TWO PROTESTS in Pakistan have shown growing opposition to the privatisation policies of General Musharraf’s military regime.

The demonstrations in Karachi and Hyderabad were called by electricity workers’ unions.

An umbrella organisation, bringing together unions at Karachi Electric Supply Corporation (KESC), held a protest outside the Karachi Press Club.

This is the only place in the whole of Karachi where protests are allowed since the 1999 military coup that brought Musharraf to power.

Up to 1,000 workers attended the protest on 6 December, demanding an end to attempts to privatise the company.

Workers carried placards and banners, and raised slogans against privatisation and increases in electricity prices.

A second demonstration, on an even larger scale, was held in Hyderabad, called by the Hydroelectric Workers’ Union.

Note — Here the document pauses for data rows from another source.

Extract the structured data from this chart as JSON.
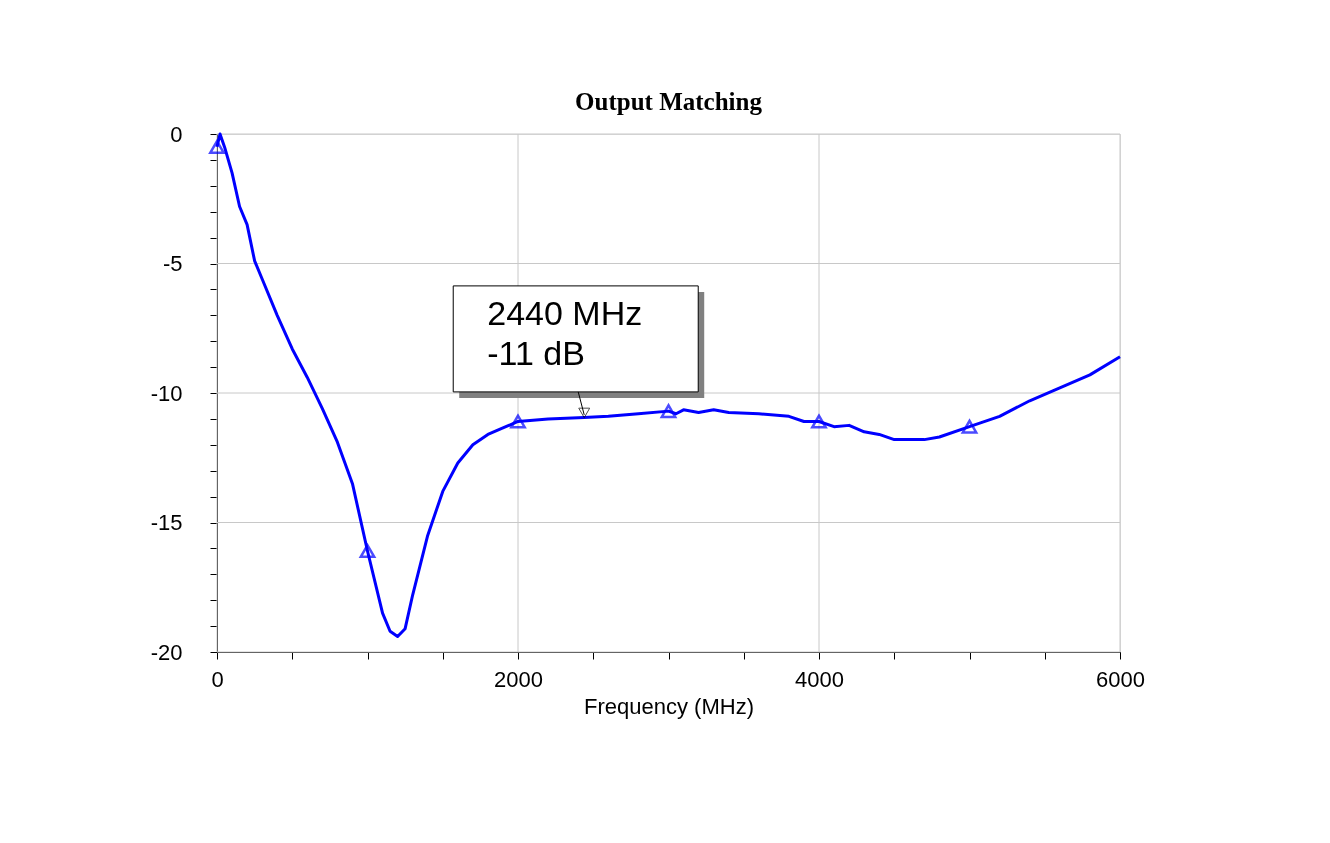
{
  "chart_data": {
    "type": "line",
    "title": "Output Matching",
    "xlabel": "Frequency (MHz)",
    "xlim": [
      0,
      6000
    ],
    "ylim": [
      -20,
      0
    ],
    "xticks": [
      0,
      {
        "value": 500,
        "label": null
      },
      {
        "value": 1000,
        "label": null
      },
      {
        "value": 1500,
        "label": null
      },
      2000,
      {
        "value": 2500,
        "label": null
      },
      {
        "value": 3000,
        "label": null
      },
      {
        "value": 3500,
        "label": null
      },
      4000,
      {
        "value": 4500,
        "label": null
      },
      {
        "value": 5000,
        "label": null
      },
      {
        "value": 5500,
        "label": null
      },
      6000
    ],
    "yticks": [
      -20,
      {
        "value": -19,
        "label": null
      },
      {
        "value": -18,
        "label": null
      },
      {
        "value": -17,
        "label": null
      },
      {
        "value": -16,
        "label": null
      },
      -15,
      {
        "value": -14,
        "label": null
      },
      {
        "value": -13,
        "label": null
      },
      {
        "value": -12,
        "label": null
      },
      {
        "value": -11,
        "label": null
      },
      -10,
      {
        "value": -9,
        "label": null
      },
      {
        "value": -8,
        "label": null
      },
      {
        "value": -7,
        "label": null
      },
      {
        "value": -6,
        "label": null
      },
      -5,
      {
        "value": -4,
        "label": null
      },
      {
        "value": -3,
        "label": null
      },
      {
        "value": -2,
        "label": null
      },
      {
        "value": -1,
        "label": null
      },
      0
    ],
    "grid": true,
    "annotations": [
      {
        "text": "2440 MHz\n-11 dB",
        "x": 2440,
        "y": -11
      }
    ],
    "series": [
      {
        "color": "#0000ff",
        "line_style": "solid",
        "marker": "none",
        "x": [
          0,
          20,
          50,
          100,
          150,
          200,
          250,
          300,
          400,
          500,
          600,
          700,
          800,
          900,
          1000,
          1100,
          1150,
          1200,
          1250,
          1300,
          1400,
          1500,
          1600,
          1700,
          1800,
          1900,
          2000,
          2200,
          2440,
          2600,
          2800,
          3000,
          3050,
          3100,
          3200,
          3300,
          3400,
          3600,
          3800,
          3900,
          4000,
          4100,
          4200,
          4300,
          4400,
          4500,
          4600,
          4700,
          4800,
          5000,
          5200,
          5400,
          5600,
          5800,
          6000
        ],
        "values": [
          -0.5,
          0,
          -0.5,
          -1.5,
          -2.8,
          -3.5,
          -4.9,
          -5.6,
          -7,
          -8.3,
          -9.4,
          -10.6,
          -11.9,
          -13.5,
          -16.1,
          -18.5,
          -19.2,
          -19.4,
          -19.1,
          -17.8,
          -15.5,
          -13.8,
          -12.7,
          -12,
          -11.6,
          -11.35,
          -11.1,
          -11,
          -10.95,
          -10.9,
          -10.8,
          -10.7,
          -10.8,
          -10.65,
          -10.75,
          -10.65,
          -10.75,
          -10.8,
          -10.9,
          -11.1,
          -11.1,
          -11.3,
          -11.25,
          -11.5,
          -11.6,
          -11.8,
          -11.8,
          -11.8,
          -11.7,
          -11.3,
          -10.9,
          -10.3,
          -9.8,
          -9.3,
          -8.6
        ]
      },
      {
        "type": "scatter",
        "color": "#0000ff",
        "marker": "triangle",
        "x": [
          0,
          1000,
          2000,
          3000,
          4000,
          5000
        ],
        "values": [
          -0.5,
          -16.1,
          -11.1,
          -10.7,
          -11.1,
          -11.3
        ]
      }
    ]
  }
}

Some 3,000 workers with red flags and banners protested, raising anti-government slogans and stopping along their route to set fire to piles of car tyres.

Privatisation of utilities, which has proceeded rapidly since the mid-1990s, has led to increased costs for workers.

Utility bills have increased threefold under General Musharraf.

The price of gas for low income households has more than trebled in this period, causing great hardship.